WEP (Wired Equivalent Privacy) is another term frequently found on AP datasheets. While WEP based encryption is found often on APs using 802.1x, by itself it is not sufficient indication that EAP is supported. Many implementations authenticate by configuring static WEP keys. If the workstation can communicate by virtue of having the correct key, then it is authenticated. 802.1x was designed to overcome the numerous shortcomings of WEP key based authentication by authenticating user access through a RADIUS server. Additionally, WPA/TKIP has been developed to solve the problems of WEP’s poor encryption and data integrity.

Some Access Point datasheets will mention support for RADIUS. While RADIUS is used to transport EAP between the Access Point and the Authentication Server, it does not necessarily mean that the AP supports EAP. Some APs perform MAC address authentication with a RADIUS server. This form of authentication falls short of EAP’s ability to provide mutual authentication, authentication of the actual user, and session encryption keys with a RADIUS server.

Once it is determined that the AP supports 802.1x, then the next question is which EAP Methods are supported. The EAP authentication is conducted between the Supplicant (wireless device) and the RADIUS Server (Authentication Server). It is carried over EAPOL on the wireless side of the AP and over RADIUS on the network side of the AP. The AP only serves to relay the EAP packets, not to participate in the protocol. Therefore, any AP that supports 802.1x should be able to support all EAP methods. In practice, this is generally true. There have been exceptions found during interoperability tests, but these have been determined to be bugs that the AP vendors are expected to fix.

Proprietary EAP Methods

The one exception to the rule of thumb that all EAP Methods should be supported by all 802.1x APs is Cisco’s proprietary EAP-LEAP (Lightweight Extensible Authentication Protocol). It is only supported by APs, supplicants, and authentication servers that have licensed Cisco’s technology. LEAP makes use of Cisco’s vendor-specific attributes (VSAs) to distribute key material. The access point must support the Cisco VSAs and the LEAP algorithm for generating session keys from the key material. Because Cisco is a networking leader, LEAP has gained acceptance. Other vendor’s supplicants and authentication servers support LEAP – but if an enterprise wants to standardize on LEAP, then it must use Cisco APs.

Accounting Support

Although it is not a requirement for EAP, it should be noted that some access points do not support RADIUS accounting. This is an issue for ISPs and Wi-Fi hotspot venfors and less of an issue for enterprises that aren’t invoicing for wireless network access. However, all users might still want to implement audit trails and policies which require RADIUS accounting messages to mark the beginning and end of sessions.

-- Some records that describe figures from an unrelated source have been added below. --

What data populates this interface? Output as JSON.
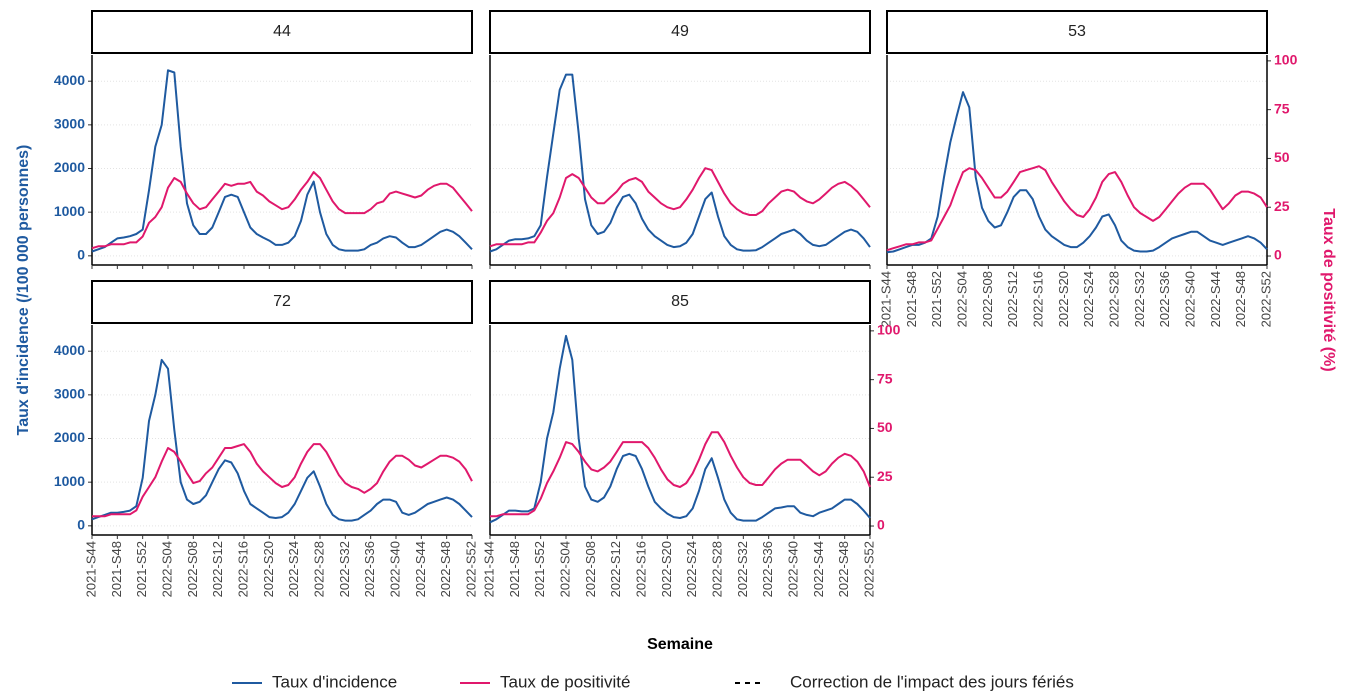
{
  "chart_data": {
    "type": "facet-line",
    "x_label": "Semaine",
    "y_label": "Taux d'incidence (/100 000 personnes)",
    "y2_label": "Taux de positivité (%)",
    "legend": [
      {
        "name": "Taux d'incidence",
        "color": "#1f5aa0"
      },
      {
        "name": "Taux de positivité",
        "color": "#e0186c"
      },
      {
        "name": "Correction de l'impact des jours fériés",
        "color": "#000000",
        "dashed": true
      }
    ],
    "categories": [
      "2021-S44",
      null,
      null,
      null,
      "2021-S48",
      null,
      null,
      null,
      "2021-S52",
      null,
      null,
      null,
      "2022-S04",
      null,
      null,
      null,
      "2022-S08",
      null,
      null,
      null,
      "2022-S12",
      null,
      null,
      null,
      "2022-S16",
      null,
      null,
      null,
      "2022-S20",
      null,
      null,
      null,
      "2022-S24",
      null,
      null,
      null,
      "2022-S28",
      null,
      null,
      null,
      "2022-S32",
      null,
      null,
      null,
      "2022-S36",
      null,
      null,
      null,
      "2022-S40",
      null,
      null,
      null,
      "2022-S44",
      null,
      null,
      null,
      "2022-S48",
      null,
      null,
      null,
      "2022-S52"
    ],
    "ylim": [
      -210,
      4600
    ],
    "yticks": [
      0,
      1000,
      2000,
      3000,
      4000
    ],
    "y2lim": [
      -4.6,
      103
    ],
    "y2ticks": [
      0,
      25,
      50,
      75,
      100
    ],
    "grid": true,
    "panels": [
      {
        "title": "44",
        "series": [
          {
            "values": [
              100,
              150,
              200,
              300,
              400,
              420,
              450,
              500,
              600,
              1500,
              2500,
              3000,
              4250,
              4200,
              2500,
              1200,
              700,
              500,
              500,
              650,
              1000,
              1350,
              1400,
              1350,
              1000,
              650,
              500,
              420,
              350,
              250,
              250,
              300,
              450,
              800,
              1400,
              1700,
              1000,
              500,
              250,
              150,
              120,
              120,
              120,
              150,
              250,
              300,
              400,
              450,
              420,
              300,
              200,
              200,
              250,
              350,
              450,
              550,
              600,
              550,
              450,
              300,
              150
            ]
          },
          {
            "axis": "y2",
            "values": [
              4,
              5,
              5,
              6,
              6,
              6,
              7,
              7,
              10,
              17,
              20,
              25,
              35,
              40,
              38,
              32,
              27,
              24,
              25,
              29,
              33,
              37,
              36,
              37,
              37,
              38,
              33,
              31,
              28,
              26,
              24,
              25,
              29,
              34,
              38,
              43,
              40,
              34,
              28,
              24,
              22,
              22,
              22,
              22,
              24,
              27,
              28,
              32,
              33,
              32,
              31,
              30,
              31,
              34,
              36,
              37,
              37,
              35,
              31,
              27,
              23
            ]
          }
        ]
      },
      {
        "title": "49",
        "series": [
          {
            "values": [
              100,
              150,
              250,
              350,
              380,
              380,
              400,
              450,
              700,
              1800,
              2800,
              3800,
              4150,
              4150,
              2800,
              1300,
              700,
              500,
              550,
              750,
              1100,
              1350,
              1400,
              1200,
              850,
              600,
              450,
              350,
              250,
              200,
              220,
              300,
              500,
              900,
              1300,
              1450,
              900,
              450,
              250,
              150,
              120,
              120,
              130,
              200,
              300,
              400,
              500,
              550,
              600,
              500,
              350,
              250,
              220,
              250,
              350,
              450,
              550,
              600,
              550,
              400,
              200
            ]
          },
          {
            "axis": "y2",
            "values": [
              5,
              6,
              6,
              6,
              6,
              6,
              7,
              7,
              12,
              18,
              22,
              30,
              40,
              42,
              40,
              35,
              30,
              27,
              27,
              30,
              33,
              37,
              39,
              40,
              38,
              33,
              30,
              27,
              25,
              24,
              25,
              29,
              34,
              40,
              45,
              44,
              38,
              32,
              27,
              24,
              22,
              21,
              21,
              23,
              27,
              30,
              33,
              34,
              33,
              30,
              28,
              27,
              29,
              32,
              35,
              37,
              38,
              36,
              33,
              29,
              25
            ]
          }
        ]
      },
      {
        "title": "53",
        "series": [
          {
            "values": [
              80,
              100,
              150,
              200,
              250,
              250,
              300,
              400,
              900,
              1800,
              2600,
              3200,
              3750,
              3400,
              1800,
              1100,
              800,
              650,
              700,
              1000,
              1350,
              1500,
              1500,
              1300,
              900,
              600,
              450,
              350,
              250,
              200,
              200,
              300,
              450,
              650,
              900,
              950,
              700,
              350,
              200,
              120,
              100,
              100,
              120,
              200,
              300,
              400,
              450,
              500,
              550,
              550,
              450,
              350,
              300,
              250,
              300,
              350,
              400,
              450,
              400,
              300,
              150
            ]
          },
          {
            "axis": "y2",
            "values": [
              3,
              4,
              5,
              6,
              6,
              7,
              7,
              8,
              14,
              20,
              26,
              35,
              43,
              45,
              44,
              40,
              35,
              30,
              30,
              33,
              38,
              43,
              44,
              45,
              46,
              44,
              38,
              33,
              28,
              24,
              21,
              20,
              24,
              30,
              38,
              42,
              43,
              38,
              31,
              25,
              22,
              20,
              18,
              20,
              24,
              28,
              32,
              35,
              37,
              37,
              37,
              34,
              29,
              24,
              27,
              31,
              33,
              33,
              32,
              30,
              25
            ]
          }
        ]
      },
      {
        "title": "72",
        "series": [
          {
            "values": [
              150,
              200,
              250,
              300,
              300,
              320,
              350,
              450,
              1100,
              2400,
              3000,
              3800,
              3600,
              2200,
              1000,
              600,
              500,
              550,
              700,
              1000,
              1300,
              1500,
              1450,
              1200,
              800,
              500,
              400,
              300,
              200,
              180,
              200,
              300,
              500,
              800,
              1100,
              1250,
              900,
              500,
              250,
              150,
              120,
              120,
              150,
              250,
              350,
              500,
              600,
              600,
              550,
              300,
              250,
              300,
              400,
              500,
              550,
              600,
              650,
              600,
              500,
              350,
              200
            ]
          },
          {
            "axis": "y2",
            "values": [
              5,
              5,
              5,
              6,
              6,
              6,
              6,
              8,
              15,
              20,
              25,
              33,
              40,
              38,
              33,
              27,
              22,
              23,
              27,
              30,
              35,
              40,
              40,
              41,
              42,
              38,
              32,
              28,
              25,
              22,
              20,
              21,
              25,
              32,
              38,
              42,
              42,
              38,
              32,
              26,
              22,
              20,
              19,
              17,
              19,
              22,
              28,
              33,
              36,
              36,
              34,
              31,
              30,
              32,
              34,
              36,
              36,
              35,
              33,
              29,
              23
            ]
          }
        ]
      },
      {
        "title": "85",
        "series": [
          {
            "values": [
              80,
              150,
              250,
              350,
              350,
              330,
              330,
              400,
              1000,
              2000,
              2600,
              3600,
              4350,
              3800,
              2000,
              900,
              600,
              550,
              650,
              900,
              1300,
              1600,
              1650,
              1600,
              1300,
              900,
              550,
              400,
              280,
              200,
              180,
              220,
              400,
              800,
              1300,
              1550,
              1100,
              600,
              300,
              150,
              120,
              120,
              120,
              200,
              300,
              400,
              420,
              450,
              450,
              300,
              250,
              220,
              300,
              350,
              400,
              500,
              600,
              600,
              500,
              350,
              180
            ]
          },
          {
            "axis": "y2",
            "values": [
              5,
              5,
              6,
              6,
              6,
              6,
              6,
              8,
              14,
              22,
              28,
              35,
              43,
              42,
              38,
              33,
              29,
              28,
              30,
              33,
              38,
              43,
              43,
              43,
              43,
              40,
              35,
              29,
              24,
              21,
              20,
              22,
              27,
              34,
              42,
              48,
              48,
              43,
              36,
              30,
              25,
              22,
              21,
              21,
              25,
              29,
              32,
              34,
              34,
              34,
              31,
              28,
              26,
              28,
              32,
              35,
              37,
              36,
              33,
              28,
              20
            ]
          }
        ]
      }
    ]
  }
}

Configuring EAP in the Access Point

Configuring EAP in an access point consists of four straightforward steps:

1. Enabling 802.1x, often by checking a box on a web form

2. Entering the authentication server’s IP address

3. Entering the authentication server’s port number (usually 1812)

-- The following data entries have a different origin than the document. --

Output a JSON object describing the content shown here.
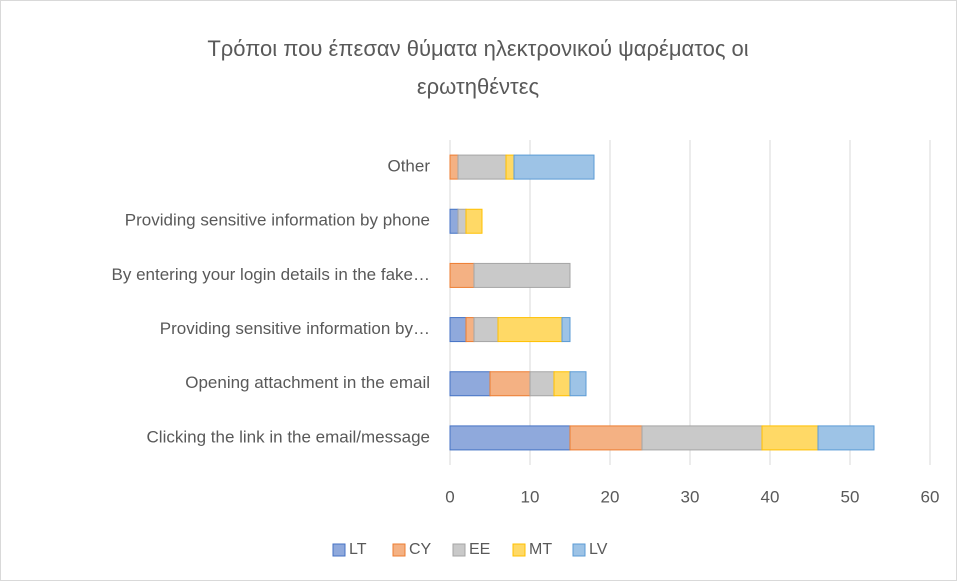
{
  "chart_data": {
    "type": "stacked_barh",
    "title": [
      "Τρόποι που έπεσαν θύματα ηλεκτρονικού ψαρέματος οι",
      "ερωτηθέντες"
    ],
    "categories": [
      "Clicking the link in the email/message",
      "Opening attachment in the email",
      "Providing sensitive information by…",
      "By entering your login details in the fake…",
      "Providing sensitive information by phone",
      "Other"
    ],
    "series": [
      {
        "name": "LT",
        "color": "#8fa9dc",
        "border_color": "#4472c4",
        "values": [
          15,
          5,
          2,
          0,
          1,
          0
        ]
      },
      {
        "name": "CY",
        "color": "#f4b183",
        "border_color": "#ed7d31",
        "values": [
          9,
          5,
          1,
          3,
          0,
          1
        ]
      },
      {
        "name": "EE",
        "color": "#c9c9c9",
        "border_color": "#a5a5a5",
        "values": [
          15,
          3,
          3,
          12,
          1,
          6
        ]
      },
      {
        "name": "MT",
        "color": "#ffd966",
        "border_color": "#ffc000",
        "values": [
          7,
          2,
          8,
          0,
          2,
          1
        ]
      },
      {
        "name": "LV",
        "color": "#9dc3e6",
        "border_color": "#5b9bd5",
        "values": [
          7,
          2,
          1,
          0,
          0,
          10
        ]
      }
    ],
    "xlim": [
      0,
      60
    ],
    "xticks": [
      0,
      10,
      20,
      30,
      40,
      50,
      60
    ],
    "grid": true,
    "legend": "bottom"
  }
}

4. Entering the secret shared with the authentication server

In conclusion, beyond the need to support 802.1x, the access point does not need to be a determining factor in which EAP Method to choose. The key is recognizing which access points support 802.1x. From there, enabling 802.1x and configuring communication with the authentication server is fairly straightforward. There is no need to configure a specific EAP method within the access point.

Choosing and configuring an EAP Method becomes more involved as we look at the supplicant and RADIUS server (authentication server in upcoming blog posts.